We also learn about Maud Nelson, who wasn't from Batavia, but played a bit of ball here. Billed as "champion lady pitcher of the world" at the turn of the century, Nelson barnstormed around the country, playing whatever semi-pro teams were up for the challenge.
In those early days, a bit of important baseball history had a Batavia angle. In 1912, after Ty Cobb was suspended for fighting with a fan, the rest of the Detroit team decided to go on strike. Replacement players were brought in for one game. Among them was a kid from Batavia who played shortstop, Vincent Maney.
For decades, box scores credited Pat Meany as the shortstop that day, but Dougherty -- who is a member of the Society of American Baseball Research -- was able to gather enough convincing evidence that Maney is now correctly credited as the shortstop in that game.
A resident of Stafford, Dougherty made a career in heating and air conditioning (retiring in 2000), but he's made a lifetime of baseball. He's been secretary/director of the Genesee County Baseball Club (owners of the Muckdogs), is a member of the Rochester Baseball Historical Society and SABR.
Assisting in production of the book were Dougherty's son, Brian, (the publisher), his grandson Christopher (graphic design), Kathy Frank, typesetting, and Kauffman, editor.
The book also covers every big name baseball player who ever came through town, from Warran Spann, who pitched three times against Batavia when he was first starting his career, to Wade Boggs and Robin Young, who each played a few games at MacArthur Park.
In the book you can learn about Gene Baker (the first black manager with a major league-affiliated club) along with local sensations Walter Loos, Dick Kokos, Eddie Howard, Dick Raymond and Jackie Kelley.
In the late 1940s, when Dougherty was a teen, he became part of a serious sandlot ball team, the A.C. Shafters.
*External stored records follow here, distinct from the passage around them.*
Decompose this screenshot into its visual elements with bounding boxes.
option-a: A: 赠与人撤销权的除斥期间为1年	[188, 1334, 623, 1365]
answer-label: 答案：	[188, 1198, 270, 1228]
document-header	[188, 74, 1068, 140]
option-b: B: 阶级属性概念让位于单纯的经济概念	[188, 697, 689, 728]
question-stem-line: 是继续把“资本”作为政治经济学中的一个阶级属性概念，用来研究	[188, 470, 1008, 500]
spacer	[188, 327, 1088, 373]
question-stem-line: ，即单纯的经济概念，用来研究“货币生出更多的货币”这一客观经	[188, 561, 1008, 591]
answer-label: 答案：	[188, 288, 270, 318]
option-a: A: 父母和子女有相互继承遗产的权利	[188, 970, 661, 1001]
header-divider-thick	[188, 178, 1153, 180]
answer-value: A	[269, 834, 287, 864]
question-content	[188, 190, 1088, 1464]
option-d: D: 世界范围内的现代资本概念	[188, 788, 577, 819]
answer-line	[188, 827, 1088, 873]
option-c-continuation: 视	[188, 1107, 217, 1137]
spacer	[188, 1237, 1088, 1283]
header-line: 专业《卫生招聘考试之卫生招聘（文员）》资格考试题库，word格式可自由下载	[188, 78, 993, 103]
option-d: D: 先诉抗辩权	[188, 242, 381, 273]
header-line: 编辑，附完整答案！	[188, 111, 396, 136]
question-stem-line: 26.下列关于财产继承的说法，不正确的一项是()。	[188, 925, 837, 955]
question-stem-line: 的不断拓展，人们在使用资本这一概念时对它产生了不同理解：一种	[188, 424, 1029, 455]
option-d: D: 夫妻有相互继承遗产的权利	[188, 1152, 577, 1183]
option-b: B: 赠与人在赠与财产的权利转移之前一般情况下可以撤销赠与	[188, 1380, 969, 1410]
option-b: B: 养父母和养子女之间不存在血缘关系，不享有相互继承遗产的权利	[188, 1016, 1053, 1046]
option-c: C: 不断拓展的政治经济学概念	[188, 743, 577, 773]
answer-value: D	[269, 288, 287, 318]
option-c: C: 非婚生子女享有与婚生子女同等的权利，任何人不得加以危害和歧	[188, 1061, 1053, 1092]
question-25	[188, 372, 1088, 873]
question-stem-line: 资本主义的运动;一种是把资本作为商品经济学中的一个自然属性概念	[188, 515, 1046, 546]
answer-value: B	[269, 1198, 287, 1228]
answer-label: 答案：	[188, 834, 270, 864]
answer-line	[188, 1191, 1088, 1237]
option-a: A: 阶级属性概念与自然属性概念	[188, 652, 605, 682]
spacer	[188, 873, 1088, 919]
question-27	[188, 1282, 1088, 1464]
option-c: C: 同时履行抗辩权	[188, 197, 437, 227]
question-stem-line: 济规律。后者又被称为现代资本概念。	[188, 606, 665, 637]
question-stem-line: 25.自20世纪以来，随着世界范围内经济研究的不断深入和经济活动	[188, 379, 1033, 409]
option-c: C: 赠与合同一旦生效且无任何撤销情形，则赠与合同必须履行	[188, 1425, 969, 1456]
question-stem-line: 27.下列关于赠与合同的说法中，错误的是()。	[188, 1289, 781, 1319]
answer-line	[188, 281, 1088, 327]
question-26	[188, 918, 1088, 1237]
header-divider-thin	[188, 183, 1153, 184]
The team played other sandlot clubs throughout the region and Dougherty devotes a chapter to the team.
There was a time locally when every park had a ball field and every field had a team and fields rarely were without a game.
Kibbe Park once had a ballpark with stands and dugouts. Today, there's just a softball field with a couple of benches. When Dougherty was out at the field Monday, mounds of dirt were piled on the infield. Dougherty just shook his head. "There was a time when that would never happen," he said. "There would be kids out here playing games all day."
Are there ever any games at Kibbe now?
Things started to change in the 1950s. The sandlot teams began to die off. The semi-pro teams started to disappear, too. From the early 1900s until the 1950s, nearly every city or village of any size in Western New York had a minor league baseball team, and as leagues folded, so did the teams.
Dougherty thinks kids today miss something with fewer teams around.
"I made lifelong friends from every step I played," Dougherty said. "Not every kid on every team. Not all nine or 12 or 15, but some guys I played with are still good friends."
The book is available in the front office of the Batavia Muckdogs, the Holland Land Office Museum and at Dougherty Heating on School Street, Batavia.